Referee Melissa Barlow officiating the Texas vs. UCLA semifinal game at the 2026 Women’s Final Four. Photo by Jeffrey Brown
Officiating the best NCAA women’s basketball teams on the sport’s grandest stage is no small task, but Melissa Barlow ’87 is no stranger to the spotlight.
In April, the Las Vegas resident officiated Texas-UCLA at the 2026 Women’s Final Four, the 13th time she was selected to work the tournament’s culminating rounds. (The Bruins won the national semifinal, then captured their first NCAA women’s basketball championship.)
“It’s special every time you get to go to the Final Four because you never know when it’s going to be your last,” Barlow says. “I was thrilled and humbled by the responsibility. You want the assignment, but it’s stressful because all eyes are on you. You want to do a really good job.”
Barlow, a former Sagehens point guard who still holds program records for career assists (411) and assists in a single season (199), hasn’t lost her love for officiating the sport’s biggest games.
Being selected to work the Final Four “is the goal every year,” she says, “but it’s not really something you can control. I’ve learned all you can control is the product you put out there on the floor. The expectation, the job, is to get plays right.”

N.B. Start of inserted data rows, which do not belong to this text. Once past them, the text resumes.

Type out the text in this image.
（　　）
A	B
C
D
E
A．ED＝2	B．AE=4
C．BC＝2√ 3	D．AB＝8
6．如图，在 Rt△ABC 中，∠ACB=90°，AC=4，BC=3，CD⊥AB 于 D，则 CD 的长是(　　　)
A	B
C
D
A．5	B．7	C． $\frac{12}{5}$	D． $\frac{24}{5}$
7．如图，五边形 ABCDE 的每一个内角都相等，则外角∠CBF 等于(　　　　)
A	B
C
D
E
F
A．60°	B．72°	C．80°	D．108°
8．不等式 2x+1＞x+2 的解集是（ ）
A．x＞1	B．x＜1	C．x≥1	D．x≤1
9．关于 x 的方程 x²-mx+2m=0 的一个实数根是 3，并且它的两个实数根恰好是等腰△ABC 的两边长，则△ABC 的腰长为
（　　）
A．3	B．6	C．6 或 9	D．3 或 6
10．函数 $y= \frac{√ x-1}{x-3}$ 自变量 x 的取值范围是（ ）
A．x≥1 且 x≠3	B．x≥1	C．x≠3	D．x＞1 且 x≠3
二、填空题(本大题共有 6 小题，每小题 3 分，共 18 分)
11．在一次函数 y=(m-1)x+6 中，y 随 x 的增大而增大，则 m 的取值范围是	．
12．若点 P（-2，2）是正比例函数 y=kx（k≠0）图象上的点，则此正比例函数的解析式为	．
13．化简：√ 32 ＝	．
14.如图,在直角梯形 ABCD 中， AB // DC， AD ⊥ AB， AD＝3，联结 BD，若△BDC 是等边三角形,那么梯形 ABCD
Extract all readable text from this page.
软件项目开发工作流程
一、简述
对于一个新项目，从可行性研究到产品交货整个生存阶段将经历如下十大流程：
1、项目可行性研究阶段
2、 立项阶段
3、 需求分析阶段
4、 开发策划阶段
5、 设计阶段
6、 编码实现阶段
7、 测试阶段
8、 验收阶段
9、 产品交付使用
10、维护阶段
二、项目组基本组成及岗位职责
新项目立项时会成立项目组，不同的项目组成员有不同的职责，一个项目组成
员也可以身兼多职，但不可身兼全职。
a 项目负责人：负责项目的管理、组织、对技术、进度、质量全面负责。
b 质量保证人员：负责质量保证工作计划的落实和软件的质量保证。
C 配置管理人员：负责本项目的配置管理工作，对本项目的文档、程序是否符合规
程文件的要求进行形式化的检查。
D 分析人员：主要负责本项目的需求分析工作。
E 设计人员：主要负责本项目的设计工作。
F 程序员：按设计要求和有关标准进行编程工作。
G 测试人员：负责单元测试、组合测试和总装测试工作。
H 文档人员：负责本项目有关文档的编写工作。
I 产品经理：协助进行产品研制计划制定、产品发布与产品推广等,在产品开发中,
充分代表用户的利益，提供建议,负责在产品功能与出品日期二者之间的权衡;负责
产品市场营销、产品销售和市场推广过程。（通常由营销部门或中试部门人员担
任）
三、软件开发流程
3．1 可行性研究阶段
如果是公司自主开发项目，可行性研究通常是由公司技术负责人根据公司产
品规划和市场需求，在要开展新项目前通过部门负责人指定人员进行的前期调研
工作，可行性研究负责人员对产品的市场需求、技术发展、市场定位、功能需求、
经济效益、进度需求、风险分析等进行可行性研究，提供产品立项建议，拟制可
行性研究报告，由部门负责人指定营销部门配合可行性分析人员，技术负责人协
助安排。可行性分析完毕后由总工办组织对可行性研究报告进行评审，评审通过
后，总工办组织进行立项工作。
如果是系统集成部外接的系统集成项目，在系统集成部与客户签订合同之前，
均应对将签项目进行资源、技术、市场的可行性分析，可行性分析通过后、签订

Across her three-plus decades as an official, Barlow has shared the court with women’s basketball royalty—Lisa Leslie, Maya Moore, Penny Toler—and seen the game change tremendously.
College players today are stronger and faster than they were in the 1990s and 2000s, she says, and they play a more physical style of basketball. They’re taller, too, meaning Barlow’s had to train her gaze on the rim to make goaltending and basket interference calls.
Additionally, greater parity in the sport has made outcomes less of a certainty. “There’s so many more good games now compared to back in the day when the usual suspects won every time,” she says.
A healthy and sharp 60, Barlow has long passed the date she once expected to call it a career. “As long as I can still perform at the level I think the game deserves,” she says, “I’m going to keep doing it.”